This Summer Mango Sticky Rice Dessert recipe blends sweet ripe mangoes with creamy coconut sticky rice for a tropical Thai-inspired treat. Made with glutinous rice, coconut milk, and fresh mango, it's a deliciously refreshing dessert perfect for warm-weather gatherings. Great for vegan and gluten-free diets!
1 cup glutinous (sticky) rice
1 ½ cups coconut milk
⅓ cup sugar
¼ tsp salt
2 ripe mangoes, peeled and sliced
1 tbsp toasted sesame seeds or mung beans (optional for garnish)

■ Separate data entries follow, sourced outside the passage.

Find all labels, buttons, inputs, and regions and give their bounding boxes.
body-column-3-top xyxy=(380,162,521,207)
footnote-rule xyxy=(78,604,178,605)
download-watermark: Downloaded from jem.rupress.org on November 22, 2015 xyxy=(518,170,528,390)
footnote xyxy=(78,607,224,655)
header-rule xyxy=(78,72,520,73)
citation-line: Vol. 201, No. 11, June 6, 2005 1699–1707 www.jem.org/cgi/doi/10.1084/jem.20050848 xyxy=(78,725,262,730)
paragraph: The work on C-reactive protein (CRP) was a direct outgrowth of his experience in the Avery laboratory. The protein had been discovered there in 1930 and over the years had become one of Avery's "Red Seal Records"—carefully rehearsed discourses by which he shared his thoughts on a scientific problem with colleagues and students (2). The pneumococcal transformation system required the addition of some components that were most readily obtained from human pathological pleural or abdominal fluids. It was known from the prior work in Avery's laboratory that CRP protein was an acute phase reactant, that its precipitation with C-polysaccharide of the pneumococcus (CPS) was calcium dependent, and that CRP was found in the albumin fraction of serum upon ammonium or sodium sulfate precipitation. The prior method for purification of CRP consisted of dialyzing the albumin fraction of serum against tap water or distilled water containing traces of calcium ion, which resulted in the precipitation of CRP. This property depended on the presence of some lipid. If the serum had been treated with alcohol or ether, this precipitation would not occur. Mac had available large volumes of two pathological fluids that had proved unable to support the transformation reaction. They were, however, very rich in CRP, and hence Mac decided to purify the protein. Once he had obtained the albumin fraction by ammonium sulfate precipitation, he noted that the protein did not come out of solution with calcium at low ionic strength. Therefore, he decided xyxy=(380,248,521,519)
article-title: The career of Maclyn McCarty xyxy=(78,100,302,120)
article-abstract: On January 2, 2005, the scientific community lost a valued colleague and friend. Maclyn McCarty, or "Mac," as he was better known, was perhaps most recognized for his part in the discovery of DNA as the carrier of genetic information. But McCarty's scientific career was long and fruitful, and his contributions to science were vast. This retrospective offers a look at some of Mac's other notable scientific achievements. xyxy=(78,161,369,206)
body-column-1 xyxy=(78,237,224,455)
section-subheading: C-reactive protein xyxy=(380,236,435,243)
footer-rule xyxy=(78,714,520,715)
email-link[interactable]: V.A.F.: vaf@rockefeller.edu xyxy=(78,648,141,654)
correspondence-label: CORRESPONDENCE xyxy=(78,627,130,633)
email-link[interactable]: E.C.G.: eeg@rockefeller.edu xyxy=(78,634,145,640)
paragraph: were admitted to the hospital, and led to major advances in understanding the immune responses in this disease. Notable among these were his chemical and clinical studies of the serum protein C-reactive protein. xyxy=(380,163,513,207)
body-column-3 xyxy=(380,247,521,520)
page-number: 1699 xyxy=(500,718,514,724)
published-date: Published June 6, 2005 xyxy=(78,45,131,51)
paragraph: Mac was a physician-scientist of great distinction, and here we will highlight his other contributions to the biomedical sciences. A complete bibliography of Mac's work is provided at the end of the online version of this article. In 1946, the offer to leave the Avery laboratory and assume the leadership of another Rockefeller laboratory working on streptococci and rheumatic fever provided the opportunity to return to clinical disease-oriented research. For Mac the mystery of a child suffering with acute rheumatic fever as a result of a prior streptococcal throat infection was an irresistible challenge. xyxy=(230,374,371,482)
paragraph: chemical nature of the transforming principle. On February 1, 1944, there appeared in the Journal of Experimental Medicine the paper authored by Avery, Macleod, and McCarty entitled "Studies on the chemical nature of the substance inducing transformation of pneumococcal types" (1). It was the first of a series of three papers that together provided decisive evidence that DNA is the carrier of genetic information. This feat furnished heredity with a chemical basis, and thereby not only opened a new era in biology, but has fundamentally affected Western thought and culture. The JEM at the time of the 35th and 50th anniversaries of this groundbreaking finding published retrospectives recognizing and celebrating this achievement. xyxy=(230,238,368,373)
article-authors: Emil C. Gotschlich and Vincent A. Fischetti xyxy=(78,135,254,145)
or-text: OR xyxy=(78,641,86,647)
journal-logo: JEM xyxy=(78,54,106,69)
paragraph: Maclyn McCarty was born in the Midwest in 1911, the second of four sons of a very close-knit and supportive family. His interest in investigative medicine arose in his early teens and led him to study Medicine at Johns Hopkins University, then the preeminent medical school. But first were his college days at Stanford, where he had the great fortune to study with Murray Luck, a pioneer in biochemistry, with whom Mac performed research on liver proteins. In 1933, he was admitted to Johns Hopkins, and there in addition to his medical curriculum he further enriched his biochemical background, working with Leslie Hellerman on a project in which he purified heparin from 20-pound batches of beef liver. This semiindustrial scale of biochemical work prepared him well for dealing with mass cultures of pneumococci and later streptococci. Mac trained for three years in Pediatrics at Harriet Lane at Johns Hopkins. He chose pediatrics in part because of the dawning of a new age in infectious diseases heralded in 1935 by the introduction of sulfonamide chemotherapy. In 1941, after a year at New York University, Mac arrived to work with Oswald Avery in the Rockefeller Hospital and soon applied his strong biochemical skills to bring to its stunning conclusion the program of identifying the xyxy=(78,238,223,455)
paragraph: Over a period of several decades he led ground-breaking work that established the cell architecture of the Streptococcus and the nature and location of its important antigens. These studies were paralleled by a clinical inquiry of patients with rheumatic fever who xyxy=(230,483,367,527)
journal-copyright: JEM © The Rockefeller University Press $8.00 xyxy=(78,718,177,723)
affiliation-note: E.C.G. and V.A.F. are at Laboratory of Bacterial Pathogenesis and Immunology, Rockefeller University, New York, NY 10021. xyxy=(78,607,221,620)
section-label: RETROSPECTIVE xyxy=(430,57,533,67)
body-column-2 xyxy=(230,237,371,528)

Rinse sticky rice in water several times until the water runs clear.
Soak the rice in water for at least 4 hours or overnight.
Steam the soaked rice for 20–25 minutes until tender.
In a saucepan, heat the coconut milk, sugar, and salt until dissolved (do not boil).
Reserve ¼ cup of the coconut sauce for topping.
Combine the cooked rice with the remaining coconut milk, cover, and let sit for 30 minutes.
Plate the sticky rice with mango slices, drizzle with reserved coconut sauce, and garnish if desired.
Use Thai glutinous rice for best texture.
Fresh, ripe mangoes (like Ataulfo or Nam Dok Mai) enhance flavor.
Can be served warm or chilled.
Make ahead and chill for up to 24 hours.